FTC staff comment letter. The FTC responded to the Bureau’s questions concerning disparate impact and small business lending. The Bureau asked whether it should provide additional clarity regarding its approach to disparate impact analysis under ECOA and/or Reg. B. The comment letter notes that Reg. B explicitly incorporates disparate impact, and that articulating a single approach to disparate impact analysis that covers diverse sets of facts and circumstances could be difficult and risks being both over and under inclusive. If the Bureau provides additional detail regarding its approach to disparate impact analysis, the FTC suggests that it include a disclaimer that the information is not intended to bless any violations of ECOA and Reg. B.

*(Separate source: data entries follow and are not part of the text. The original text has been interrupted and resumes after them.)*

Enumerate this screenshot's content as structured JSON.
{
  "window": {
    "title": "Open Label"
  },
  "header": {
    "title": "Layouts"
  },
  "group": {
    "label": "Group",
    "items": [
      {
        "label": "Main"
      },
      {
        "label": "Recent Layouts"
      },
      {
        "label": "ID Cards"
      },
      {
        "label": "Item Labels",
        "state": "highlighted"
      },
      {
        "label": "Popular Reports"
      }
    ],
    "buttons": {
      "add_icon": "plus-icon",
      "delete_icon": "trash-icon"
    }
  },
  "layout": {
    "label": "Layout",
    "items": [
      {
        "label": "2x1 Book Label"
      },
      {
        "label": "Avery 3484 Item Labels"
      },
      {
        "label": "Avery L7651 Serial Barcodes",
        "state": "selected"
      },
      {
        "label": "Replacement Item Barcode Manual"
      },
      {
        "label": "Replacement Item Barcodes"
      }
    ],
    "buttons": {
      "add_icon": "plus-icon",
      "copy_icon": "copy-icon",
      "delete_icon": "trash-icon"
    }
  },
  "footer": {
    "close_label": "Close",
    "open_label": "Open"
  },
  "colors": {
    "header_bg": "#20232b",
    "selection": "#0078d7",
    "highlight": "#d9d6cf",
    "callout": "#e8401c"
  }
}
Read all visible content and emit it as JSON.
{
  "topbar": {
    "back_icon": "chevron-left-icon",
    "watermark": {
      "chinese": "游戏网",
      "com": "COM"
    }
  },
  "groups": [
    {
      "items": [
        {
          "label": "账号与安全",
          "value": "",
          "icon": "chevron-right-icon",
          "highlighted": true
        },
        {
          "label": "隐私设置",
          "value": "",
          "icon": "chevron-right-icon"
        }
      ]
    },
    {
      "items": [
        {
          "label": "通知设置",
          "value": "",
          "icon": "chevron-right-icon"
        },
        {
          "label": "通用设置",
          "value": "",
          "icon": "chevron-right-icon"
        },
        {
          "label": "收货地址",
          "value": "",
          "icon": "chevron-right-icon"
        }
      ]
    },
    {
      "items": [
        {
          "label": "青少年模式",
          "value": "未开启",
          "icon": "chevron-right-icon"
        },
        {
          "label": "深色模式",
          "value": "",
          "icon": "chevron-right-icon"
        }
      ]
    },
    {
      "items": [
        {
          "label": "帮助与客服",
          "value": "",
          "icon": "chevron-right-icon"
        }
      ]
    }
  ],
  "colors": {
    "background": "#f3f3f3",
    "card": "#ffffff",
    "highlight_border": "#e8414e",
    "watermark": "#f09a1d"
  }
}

The Bureau also asked in what ways might it support efforts to meet the credit needs of small businesses. The FTC noted that while it has been able to bring many actions protecting small businesses, detecting illegal conduct can be challenging because small business consumers do not always report illegal conduct to law enforcement agencies, perhaps due to uncertainty over their rights and recourse when something goes wrong. This is a particular concern with MCAs. In exchange for a lump sum cash infusion, small businesses typically agree to repay the MCA provider a much larger fixed sum via daily installment payments over a period of several months. MCA providers have taken the position that they are not offering credit because their contracts often state that daily repayment amounts will fluctuate according to the businesses’ fluctuating daily revenues, and that there is no obligation to repay if the business fails. If in practice, however, MCA companies are seeking repayment regardless of contract terms, small business consumers are entering into credit arrangements without the certainty that the protections offered under credit statutes. Many MCA arrangements come with other hallmarks of traditional credit, including personal guarantees of payment, and the FTC has sued one MCA provider for allegedly engaging in collection measures such as confessions of judgment against small business consumers regardless of whether the business has failed. Therefore, the FTC urges the Bureau to remind entities offering credit to small businesses that credit statutes such as ECOA and Reg. B apply, and that whether a particular statute applies depends on the actual facts and circumstances involved, and not solely on how one party characterizes the transaction or the benefits it claims to provide. In addition, educating small business consumers about different products and terms, and potential law violations could assist small businesses in comparing products, lead them to look for and obtain less expensive financing, and encourage them to report misconduct to aid in law enforcement.